Any thoughts about this? Would the shortened timelimit (200ms per turn) make this approach infeasible? I imagine you'd probably have to alter it a bit so it would fit it the time limit.
- Updated Thursday, June 2nd 2016 @ 10:56:30
Maybe one could use the AMAF approach All Moves As First to gather more data from each iteration of their MCTS. Basically, you assume that a move to space X,Y has a similar value on the current turn as it does on a future turn (in general) because moves in GO often have only a local impact so you give each position a more negative score if you moved to that position in a losing tree search and a more positive score if you moved to that position in a winning tree search. This could help you get sufficient data on a position even with limited processing time.
Also, I'm not sure if it is a hack / against the rules but if you send an invalid move to the engine before sending your "real" move it will give you an extra 200 ms. So at least right now you have 400 ms to make each move.

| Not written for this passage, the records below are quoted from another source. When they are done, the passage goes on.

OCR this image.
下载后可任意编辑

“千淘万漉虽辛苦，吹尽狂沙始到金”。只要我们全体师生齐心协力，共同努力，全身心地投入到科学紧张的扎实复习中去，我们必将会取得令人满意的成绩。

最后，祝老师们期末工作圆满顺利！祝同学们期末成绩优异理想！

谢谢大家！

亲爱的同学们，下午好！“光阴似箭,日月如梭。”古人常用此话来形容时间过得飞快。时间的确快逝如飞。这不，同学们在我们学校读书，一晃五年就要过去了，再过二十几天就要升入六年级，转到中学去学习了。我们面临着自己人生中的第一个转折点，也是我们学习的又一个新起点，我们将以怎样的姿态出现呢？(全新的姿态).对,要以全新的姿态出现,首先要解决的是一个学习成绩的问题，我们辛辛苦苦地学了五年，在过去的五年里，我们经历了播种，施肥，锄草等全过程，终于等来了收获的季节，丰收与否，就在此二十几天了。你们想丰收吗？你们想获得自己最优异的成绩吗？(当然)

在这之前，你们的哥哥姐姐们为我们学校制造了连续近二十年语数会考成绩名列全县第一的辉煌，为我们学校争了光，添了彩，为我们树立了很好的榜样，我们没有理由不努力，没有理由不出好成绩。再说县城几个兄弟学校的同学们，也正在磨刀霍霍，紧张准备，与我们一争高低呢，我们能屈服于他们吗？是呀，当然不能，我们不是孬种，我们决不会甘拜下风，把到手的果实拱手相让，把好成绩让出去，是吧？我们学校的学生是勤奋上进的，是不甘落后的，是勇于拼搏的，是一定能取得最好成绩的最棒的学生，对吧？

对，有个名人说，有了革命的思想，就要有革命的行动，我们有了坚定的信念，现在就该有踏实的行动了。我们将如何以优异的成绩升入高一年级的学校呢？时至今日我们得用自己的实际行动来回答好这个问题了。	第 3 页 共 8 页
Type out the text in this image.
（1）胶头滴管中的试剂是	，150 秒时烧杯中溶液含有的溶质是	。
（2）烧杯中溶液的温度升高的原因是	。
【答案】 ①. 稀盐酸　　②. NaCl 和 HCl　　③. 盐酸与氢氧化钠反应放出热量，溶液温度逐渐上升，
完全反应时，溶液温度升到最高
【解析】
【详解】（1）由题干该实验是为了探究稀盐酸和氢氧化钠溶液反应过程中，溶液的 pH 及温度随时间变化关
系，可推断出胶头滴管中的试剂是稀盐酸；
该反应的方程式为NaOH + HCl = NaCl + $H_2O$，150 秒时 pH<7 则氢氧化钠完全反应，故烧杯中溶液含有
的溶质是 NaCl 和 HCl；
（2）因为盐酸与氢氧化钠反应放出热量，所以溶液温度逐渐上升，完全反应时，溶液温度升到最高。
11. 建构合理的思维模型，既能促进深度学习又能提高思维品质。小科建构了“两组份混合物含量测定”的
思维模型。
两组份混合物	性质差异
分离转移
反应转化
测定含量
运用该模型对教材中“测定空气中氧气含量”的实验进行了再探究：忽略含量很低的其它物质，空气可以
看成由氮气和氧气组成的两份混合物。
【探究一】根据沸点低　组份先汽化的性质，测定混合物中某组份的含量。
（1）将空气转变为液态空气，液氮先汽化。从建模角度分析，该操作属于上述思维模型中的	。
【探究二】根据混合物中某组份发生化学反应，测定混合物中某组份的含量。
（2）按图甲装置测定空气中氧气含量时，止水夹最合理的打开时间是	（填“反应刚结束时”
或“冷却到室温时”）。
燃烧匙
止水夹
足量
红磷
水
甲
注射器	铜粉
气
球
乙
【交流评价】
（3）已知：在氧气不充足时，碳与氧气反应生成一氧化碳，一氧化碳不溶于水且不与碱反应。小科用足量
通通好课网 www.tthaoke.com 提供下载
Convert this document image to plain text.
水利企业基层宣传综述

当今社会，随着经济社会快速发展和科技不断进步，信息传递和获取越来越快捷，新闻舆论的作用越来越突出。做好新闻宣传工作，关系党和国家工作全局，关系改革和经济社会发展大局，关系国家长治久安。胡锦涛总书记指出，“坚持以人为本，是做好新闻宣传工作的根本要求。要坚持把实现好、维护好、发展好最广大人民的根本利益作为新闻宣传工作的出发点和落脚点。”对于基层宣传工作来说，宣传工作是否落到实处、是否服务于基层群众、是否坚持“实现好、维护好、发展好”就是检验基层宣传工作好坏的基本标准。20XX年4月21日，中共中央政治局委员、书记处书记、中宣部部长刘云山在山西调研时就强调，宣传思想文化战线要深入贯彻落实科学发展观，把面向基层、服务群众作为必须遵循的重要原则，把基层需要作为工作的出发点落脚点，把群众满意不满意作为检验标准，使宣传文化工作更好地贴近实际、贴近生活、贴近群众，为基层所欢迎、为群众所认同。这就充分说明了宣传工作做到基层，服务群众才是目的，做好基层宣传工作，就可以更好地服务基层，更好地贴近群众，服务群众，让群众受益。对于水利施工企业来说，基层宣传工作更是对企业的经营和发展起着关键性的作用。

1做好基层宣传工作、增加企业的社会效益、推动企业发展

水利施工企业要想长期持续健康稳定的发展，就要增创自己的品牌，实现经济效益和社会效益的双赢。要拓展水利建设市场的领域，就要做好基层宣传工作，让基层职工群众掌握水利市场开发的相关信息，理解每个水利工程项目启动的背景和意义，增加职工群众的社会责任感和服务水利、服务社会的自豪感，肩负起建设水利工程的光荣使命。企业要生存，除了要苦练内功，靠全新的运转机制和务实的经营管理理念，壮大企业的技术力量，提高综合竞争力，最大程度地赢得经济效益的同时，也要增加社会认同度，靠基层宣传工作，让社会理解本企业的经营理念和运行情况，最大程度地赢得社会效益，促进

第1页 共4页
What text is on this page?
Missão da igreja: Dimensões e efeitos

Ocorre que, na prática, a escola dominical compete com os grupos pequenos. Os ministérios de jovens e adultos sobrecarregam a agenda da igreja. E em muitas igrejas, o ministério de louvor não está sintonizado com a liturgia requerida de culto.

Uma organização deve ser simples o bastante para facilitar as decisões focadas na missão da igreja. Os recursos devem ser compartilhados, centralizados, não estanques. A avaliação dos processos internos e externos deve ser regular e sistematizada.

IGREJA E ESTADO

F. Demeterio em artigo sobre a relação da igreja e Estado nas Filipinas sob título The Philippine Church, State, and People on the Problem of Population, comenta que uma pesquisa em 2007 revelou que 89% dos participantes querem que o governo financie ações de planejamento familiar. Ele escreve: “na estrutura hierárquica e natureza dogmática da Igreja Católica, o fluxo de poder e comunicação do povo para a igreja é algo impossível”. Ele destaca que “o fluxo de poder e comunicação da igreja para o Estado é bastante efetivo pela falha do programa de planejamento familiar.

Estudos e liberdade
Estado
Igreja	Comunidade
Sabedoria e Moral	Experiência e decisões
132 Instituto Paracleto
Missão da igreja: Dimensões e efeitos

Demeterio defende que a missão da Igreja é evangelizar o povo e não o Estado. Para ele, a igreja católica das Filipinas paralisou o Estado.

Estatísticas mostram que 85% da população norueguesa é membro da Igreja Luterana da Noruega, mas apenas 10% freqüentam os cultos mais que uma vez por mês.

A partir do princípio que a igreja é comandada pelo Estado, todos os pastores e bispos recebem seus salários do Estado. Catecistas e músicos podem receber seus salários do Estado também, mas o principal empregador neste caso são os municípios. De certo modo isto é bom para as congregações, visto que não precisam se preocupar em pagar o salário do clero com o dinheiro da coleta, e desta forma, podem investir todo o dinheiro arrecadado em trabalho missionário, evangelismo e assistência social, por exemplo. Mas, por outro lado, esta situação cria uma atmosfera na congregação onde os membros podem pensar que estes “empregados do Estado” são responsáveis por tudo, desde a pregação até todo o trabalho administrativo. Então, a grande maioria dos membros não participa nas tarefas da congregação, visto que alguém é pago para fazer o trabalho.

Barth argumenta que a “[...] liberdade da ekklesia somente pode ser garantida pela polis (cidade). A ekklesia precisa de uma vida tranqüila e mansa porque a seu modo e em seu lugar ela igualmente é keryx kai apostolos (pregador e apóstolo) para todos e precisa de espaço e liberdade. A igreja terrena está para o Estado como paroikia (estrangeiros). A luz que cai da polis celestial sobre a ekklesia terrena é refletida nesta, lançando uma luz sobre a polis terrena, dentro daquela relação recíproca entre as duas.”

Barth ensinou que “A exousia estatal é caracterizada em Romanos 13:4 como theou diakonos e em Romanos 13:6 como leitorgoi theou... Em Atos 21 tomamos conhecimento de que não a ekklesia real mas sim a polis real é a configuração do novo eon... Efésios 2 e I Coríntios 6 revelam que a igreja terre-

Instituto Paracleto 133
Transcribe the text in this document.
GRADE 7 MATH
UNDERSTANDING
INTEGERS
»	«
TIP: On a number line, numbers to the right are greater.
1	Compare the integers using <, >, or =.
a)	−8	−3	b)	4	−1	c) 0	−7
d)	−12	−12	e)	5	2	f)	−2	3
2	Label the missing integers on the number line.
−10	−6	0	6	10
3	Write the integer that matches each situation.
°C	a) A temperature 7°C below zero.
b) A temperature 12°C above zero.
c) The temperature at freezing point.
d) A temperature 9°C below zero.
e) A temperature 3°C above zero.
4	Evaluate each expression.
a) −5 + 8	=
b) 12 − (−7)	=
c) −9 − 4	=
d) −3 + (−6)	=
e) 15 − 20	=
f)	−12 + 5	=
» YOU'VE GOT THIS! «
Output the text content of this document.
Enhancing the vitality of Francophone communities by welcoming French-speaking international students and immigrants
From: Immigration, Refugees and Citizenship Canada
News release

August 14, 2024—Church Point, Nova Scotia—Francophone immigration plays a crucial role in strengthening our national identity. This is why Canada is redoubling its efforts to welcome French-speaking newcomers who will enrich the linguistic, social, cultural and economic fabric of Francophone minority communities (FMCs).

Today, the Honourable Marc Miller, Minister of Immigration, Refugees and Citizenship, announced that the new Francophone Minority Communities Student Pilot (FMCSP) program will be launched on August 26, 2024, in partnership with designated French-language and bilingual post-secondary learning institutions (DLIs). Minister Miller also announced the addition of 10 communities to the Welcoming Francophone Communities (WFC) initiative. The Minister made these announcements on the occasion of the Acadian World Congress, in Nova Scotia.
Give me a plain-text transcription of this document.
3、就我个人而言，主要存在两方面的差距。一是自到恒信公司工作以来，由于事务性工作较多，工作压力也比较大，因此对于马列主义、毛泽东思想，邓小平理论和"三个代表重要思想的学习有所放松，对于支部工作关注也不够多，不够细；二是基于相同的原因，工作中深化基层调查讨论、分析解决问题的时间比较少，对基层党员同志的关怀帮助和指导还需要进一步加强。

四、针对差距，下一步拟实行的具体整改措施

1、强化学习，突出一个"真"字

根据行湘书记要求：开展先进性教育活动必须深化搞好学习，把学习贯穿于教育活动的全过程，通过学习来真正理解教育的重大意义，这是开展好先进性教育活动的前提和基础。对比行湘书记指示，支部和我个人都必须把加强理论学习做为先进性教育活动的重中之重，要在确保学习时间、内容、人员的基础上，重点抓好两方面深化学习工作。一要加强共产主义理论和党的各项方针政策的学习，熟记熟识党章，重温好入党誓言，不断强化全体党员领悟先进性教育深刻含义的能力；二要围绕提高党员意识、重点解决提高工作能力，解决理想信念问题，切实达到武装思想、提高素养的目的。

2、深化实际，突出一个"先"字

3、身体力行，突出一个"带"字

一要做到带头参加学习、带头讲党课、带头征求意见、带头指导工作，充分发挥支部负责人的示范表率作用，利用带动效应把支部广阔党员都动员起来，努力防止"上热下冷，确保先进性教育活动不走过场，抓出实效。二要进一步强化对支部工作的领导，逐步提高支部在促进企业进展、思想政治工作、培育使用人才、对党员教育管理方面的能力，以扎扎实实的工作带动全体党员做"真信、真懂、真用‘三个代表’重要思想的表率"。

For myself, I am planning on building an early games database from the first (10-20?) moves based on games between good players found on The KGS Server and then possibly attempting to use a neural net to come up with moves in the midgame and switching to brute force / MCTS in the later game. I don't know much about the capabilities of neural nets yet so that part of my plan may get scrapped.
I'm sure everyone has seen it so The Alphago Paper describes how the alphago bot scraped data from MCTS to train their "policy" neural network which performed quite well against some of the better GO AIs.
- Created Thursday, June 2nd 2016 @ 11:45:24
@multivac This bug is also present in the UTTT challenge. I think it was mentioned before, but for some reason it never got fixed.
- Updated Thursday, October 27th 2016 @ 03:10:55
Ended up implementing a move predictor. Basically given a board state, my bot tries to guess what is the most likely move an expert would make and take that move. The model I use is described in this paper. I would describe it similar to support vector machines (maybe?); I don't know ML that well. The nice thing about the model is that it was easy to implement, and it considers the value of pair-wise interactions between features. I trained off of games that I found from KGS game records. The features I used are slightly different than what's described in the paper, so I will keep it a secret ;) However, my prediction accuracy is still worse than what they achieved, so maybe they are onto something...
Still a lot of work to go though; the model still outputs some strange moves, so I will have to play around with the weights & parameters some more. Some are understandable like how my bot doesn't like to capture stones that are caught in ladders (this makes sense because you usually capture them at the last moment). However, things change with a turn limit.
There is a lot of literature out there about Go which is cool. It's a good opportunity to learn about some machine learning algorithms and try them out. I think the ML approach is especially good if you don't know much about the game (like me).